Entre otras invectivas, Rivette le dedica una muy especial a la supuesta inmoralidad de Pontecorvo al utilizar en su filme un lento e impactante travelling sobre el rostro destrozado de Emmanuelle Riva, una judía reclusa, ante las alambradas eléctricas de un campo de concentración nazi. «Un travelling, concluye, siempre es una cuestión moral. Lo que ha hecho Pontecorvo es despreciable y repulsivo» (sic).

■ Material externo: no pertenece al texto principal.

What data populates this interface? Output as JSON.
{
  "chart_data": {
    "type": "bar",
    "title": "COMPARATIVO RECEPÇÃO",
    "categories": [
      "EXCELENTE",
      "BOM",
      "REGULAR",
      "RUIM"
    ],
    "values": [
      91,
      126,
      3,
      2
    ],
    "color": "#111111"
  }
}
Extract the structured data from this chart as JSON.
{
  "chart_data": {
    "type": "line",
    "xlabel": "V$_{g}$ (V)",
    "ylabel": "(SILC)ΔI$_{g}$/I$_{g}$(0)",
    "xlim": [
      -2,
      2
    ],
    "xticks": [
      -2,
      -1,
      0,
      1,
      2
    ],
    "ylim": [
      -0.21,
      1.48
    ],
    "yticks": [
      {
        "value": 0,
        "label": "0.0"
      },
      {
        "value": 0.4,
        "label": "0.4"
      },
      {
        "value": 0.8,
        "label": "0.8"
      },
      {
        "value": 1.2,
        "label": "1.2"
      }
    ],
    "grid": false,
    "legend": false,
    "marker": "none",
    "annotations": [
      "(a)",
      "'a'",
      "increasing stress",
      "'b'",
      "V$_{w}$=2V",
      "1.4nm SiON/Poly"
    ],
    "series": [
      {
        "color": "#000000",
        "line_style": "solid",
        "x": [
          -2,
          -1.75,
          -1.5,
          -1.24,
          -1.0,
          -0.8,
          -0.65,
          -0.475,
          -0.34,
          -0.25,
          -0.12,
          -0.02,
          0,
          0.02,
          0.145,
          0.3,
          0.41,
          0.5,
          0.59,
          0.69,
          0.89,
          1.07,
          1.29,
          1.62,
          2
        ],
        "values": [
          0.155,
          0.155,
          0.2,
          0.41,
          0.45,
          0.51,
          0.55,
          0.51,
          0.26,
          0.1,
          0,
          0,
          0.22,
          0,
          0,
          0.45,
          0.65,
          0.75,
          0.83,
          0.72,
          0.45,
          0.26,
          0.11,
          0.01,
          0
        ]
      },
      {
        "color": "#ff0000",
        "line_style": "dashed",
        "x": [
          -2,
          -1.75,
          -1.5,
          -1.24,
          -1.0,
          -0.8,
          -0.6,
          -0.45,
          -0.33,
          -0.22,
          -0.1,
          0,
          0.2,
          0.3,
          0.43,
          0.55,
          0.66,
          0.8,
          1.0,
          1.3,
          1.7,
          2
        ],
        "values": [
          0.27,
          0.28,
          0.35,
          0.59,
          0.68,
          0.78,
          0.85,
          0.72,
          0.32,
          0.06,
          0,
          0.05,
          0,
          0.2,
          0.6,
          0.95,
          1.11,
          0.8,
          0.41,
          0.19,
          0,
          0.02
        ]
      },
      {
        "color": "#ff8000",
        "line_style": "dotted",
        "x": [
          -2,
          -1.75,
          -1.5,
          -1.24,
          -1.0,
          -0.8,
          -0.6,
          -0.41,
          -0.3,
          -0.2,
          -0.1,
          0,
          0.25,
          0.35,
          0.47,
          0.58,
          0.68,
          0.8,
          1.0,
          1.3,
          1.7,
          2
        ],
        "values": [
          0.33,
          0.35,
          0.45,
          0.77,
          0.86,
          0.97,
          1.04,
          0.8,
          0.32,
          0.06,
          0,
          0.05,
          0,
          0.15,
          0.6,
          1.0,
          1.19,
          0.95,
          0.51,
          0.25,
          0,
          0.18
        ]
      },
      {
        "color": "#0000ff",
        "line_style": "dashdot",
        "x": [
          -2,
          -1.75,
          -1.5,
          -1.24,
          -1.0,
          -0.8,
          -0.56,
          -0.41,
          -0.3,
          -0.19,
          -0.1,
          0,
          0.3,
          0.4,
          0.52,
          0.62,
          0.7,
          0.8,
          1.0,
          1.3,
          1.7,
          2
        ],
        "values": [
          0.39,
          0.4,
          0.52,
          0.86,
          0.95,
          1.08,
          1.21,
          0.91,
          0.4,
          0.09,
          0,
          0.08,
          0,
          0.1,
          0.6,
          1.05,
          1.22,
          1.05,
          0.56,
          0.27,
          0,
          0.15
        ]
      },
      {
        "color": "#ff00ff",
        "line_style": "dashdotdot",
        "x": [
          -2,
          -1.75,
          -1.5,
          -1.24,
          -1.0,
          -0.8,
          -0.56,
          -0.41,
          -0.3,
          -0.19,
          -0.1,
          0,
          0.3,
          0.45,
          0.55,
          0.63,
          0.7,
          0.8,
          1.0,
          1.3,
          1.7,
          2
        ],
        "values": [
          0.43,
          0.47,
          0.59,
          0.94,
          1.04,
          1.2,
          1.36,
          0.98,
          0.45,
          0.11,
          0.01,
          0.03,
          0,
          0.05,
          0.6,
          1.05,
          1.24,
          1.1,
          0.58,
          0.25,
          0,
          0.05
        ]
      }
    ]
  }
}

Aquel famoso incidente, sobre el que surgieron muchas discrepancias desde muy diversas instancias, ha pasado a la historia como uno de los paradigmas de la nueva cultura y, sobre todo, de los niveles de combatividad que alcanzaron algunos miembros del legendario grupo en su intento por hacer un cine con una gramática nueva, un cine que sintonizara más con la realidad y con la libertad de expresión que con las cuentas de resultados de las grandes compañías.

Consuela saber que, pese a sus 85 años, otra figura imprescindible del cine contemporáneo, Jean-Luc Godard, compañero de fatigas de Rivette en su ardorosa defensa de la política de les auteurs a principios de los sesenta y uno de los grandes apóstoles de la modernidad, aún mantenga viva su pasión por reinventar el cine bajo la certeza de que su obra, iniciada hace 9 lustros, ha dejado una huella muy profunda en el cine internacional y que muchos de sus filmes más acreditados aún siguen despertando la máxima atención como ejemplo de un cine que, como el de Rivette, pone su foco permanentemente en el análisis de una realidad cada vez más volátil, contradictoria y desconcertante.

Así pues, con el óbito del viejo Rivette, cuya espléndida filmografía continuará sirviendo de inspiración para quienes se siguen mirando en el espejo de la modernidad, no se ha sellado el certificado de defunción, como algunos ya se han precipitado en afirmar, de una de las grandes aventuras creativas del siglo XX sino al contrario: su obra permanecerá en el imaginario cultural de occidente como el producto de una actitud de indesmayable rebeldía frente al inmovilismo de un mercado internacional muy alejado por desgracia de estos menesteres.